Atkinson’s eyes narrowed to slits. “Outcomes of what? And whose names are they?” he demanded to know.
“Not of who sir. They are the initials of horses. The dates indicate when they ran. Numbers indicate odds and placings. I’ve got enough information in there to have a real plunge come the autumn. I know which horses will be coming back from a spell and what lead up races some will use to just warm up before they really strut their stuff.” I flicked to one page and pointed to one marked AD. “This one is Arcasian Daughter. She performed poorly in the Melbourne Cup carnival races and has been spelled ready for the autumn. There is a mark next to her which indicates she runs better clockwise. She will come in at long odds when she starts again in Sydney in the autumn. I figure she will need two races to get up to speed which will probably be on country tracks and then her first big chance will be at Randwick early April. Even if she places, she will have started around fifty to one and an each way bet will be a big win. And see that one FT, Fatima’s Trauma. That is a gun horse sir but those numbers next to him indicate he has been given heavy weights based on his early wins. Now he has lost a few the weight will….”

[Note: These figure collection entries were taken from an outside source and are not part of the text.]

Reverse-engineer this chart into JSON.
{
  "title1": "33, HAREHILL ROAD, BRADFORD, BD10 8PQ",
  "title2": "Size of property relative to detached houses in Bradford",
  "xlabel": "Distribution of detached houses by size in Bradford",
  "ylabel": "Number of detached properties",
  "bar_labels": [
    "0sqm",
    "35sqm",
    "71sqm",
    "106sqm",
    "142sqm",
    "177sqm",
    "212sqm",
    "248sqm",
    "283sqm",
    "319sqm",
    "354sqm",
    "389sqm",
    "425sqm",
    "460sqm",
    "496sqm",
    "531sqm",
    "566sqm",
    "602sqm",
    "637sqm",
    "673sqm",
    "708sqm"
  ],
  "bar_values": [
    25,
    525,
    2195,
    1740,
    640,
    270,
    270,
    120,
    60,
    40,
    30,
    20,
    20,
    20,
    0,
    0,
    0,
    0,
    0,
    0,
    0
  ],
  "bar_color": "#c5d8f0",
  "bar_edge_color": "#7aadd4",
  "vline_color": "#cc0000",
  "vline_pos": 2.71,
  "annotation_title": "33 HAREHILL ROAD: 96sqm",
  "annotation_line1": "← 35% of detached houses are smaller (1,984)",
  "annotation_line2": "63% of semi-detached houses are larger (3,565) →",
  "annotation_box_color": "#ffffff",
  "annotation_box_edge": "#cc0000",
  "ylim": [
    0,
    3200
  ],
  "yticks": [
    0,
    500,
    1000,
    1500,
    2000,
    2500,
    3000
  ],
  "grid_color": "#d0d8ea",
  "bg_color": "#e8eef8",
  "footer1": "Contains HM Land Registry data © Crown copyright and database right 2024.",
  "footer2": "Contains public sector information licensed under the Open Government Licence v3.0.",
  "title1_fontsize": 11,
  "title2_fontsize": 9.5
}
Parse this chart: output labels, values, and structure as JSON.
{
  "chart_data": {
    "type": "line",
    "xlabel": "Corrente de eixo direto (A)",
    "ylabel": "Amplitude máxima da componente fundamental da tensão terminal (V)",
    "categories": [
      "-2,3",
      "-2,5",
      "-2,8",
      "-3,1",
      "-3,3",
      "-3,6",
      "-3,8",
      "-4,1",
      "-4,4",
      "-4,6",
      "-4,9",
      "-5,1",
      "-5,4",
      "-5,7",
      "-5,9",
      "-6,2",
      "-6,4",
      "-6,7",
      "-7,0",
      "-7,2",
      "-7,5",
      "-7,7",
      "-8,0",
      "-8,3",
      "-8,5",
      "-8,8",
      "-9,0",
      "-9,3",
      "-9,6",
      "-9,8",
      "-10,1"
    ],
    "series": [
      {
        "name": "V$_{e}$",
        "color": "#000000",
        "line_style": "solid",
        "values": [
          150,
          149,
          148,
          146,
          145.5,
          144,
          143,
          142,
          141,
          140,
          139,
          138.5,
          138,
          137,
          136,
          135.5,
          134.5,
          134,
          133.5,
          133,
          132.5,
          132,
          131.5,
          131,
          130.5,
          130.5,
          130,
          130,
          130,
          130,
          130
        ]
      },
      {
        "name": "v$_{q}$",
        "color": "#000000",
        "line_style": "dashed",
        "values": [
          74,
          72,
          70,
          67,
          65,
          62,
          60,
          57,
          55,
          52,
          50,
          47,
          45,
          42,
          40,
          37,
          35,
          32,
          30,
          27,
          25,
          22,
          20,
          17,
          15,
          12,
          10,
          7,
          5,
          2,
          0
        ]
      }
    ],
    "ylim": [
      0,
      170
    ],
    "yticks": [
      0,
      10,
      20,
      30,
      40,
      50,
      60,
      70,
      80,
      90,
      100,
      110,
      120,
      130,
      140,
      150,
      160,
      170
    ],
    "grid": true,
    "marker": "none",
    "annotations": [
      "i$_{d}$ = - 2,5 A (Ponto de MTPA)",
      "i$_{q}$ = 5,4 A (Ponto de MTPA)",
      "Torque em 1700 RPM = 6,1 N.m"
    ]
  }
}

“I get it Downs. You’re a gambler but a smart one you would have me believe. However, that vice leaves you open to outside influences. I can’t have that, so you can give that up or you can give up working here. Your choice. I’ll keep the book while you think it over. Let me know at the end of the day at the latest.” He said with a smile that would freeze blood.
I left his office grateful for my foresight in scribbling out a lot of dates and initials and random numbers. I was also very grateful that I was able to give him a couple of examples. If he checked, and I had no doubt that he would, he would find that Arcasian Daughter and Fatima’s Trauma were in fact real horses and the numbers and symbols tallied. I was dead in the water if he had asked about many of the others in the book. He was right about me being open to influence. Whatever I chose, he believed he had enough evidence to manipulate me as he saw fit. And that was a position he enjoyed no matter who he came across.
By the end of the day I had made my decision and returned to his office. I was going to stay in the JIO. I asked for the book back insisting that I wouldn’t use it. He stared at me as if I had said something outlandish. Instead of handing the book over, he turned around, removed the calendar and opened the safe hidden in the wall behind it. He ceremoniously placed the book in the safe on top of other items. He closed the door and spun the combination lock.
“For safekeeping Downs, excuse the pun. When you finish up here, you’ll get it back I promise. You can then check to see how well your predictions went. You never know I could have saved you a lot of money.”
His voice was very chirpy and had a smug superior tone to it. He caught me looking longingly at the calendar. He must have thought I was wistfully staring at a fortune that had gone begging. But I wasn’t. I was wondering about the other items in the safe and who they belonged to and what the colonel was getting those people to do.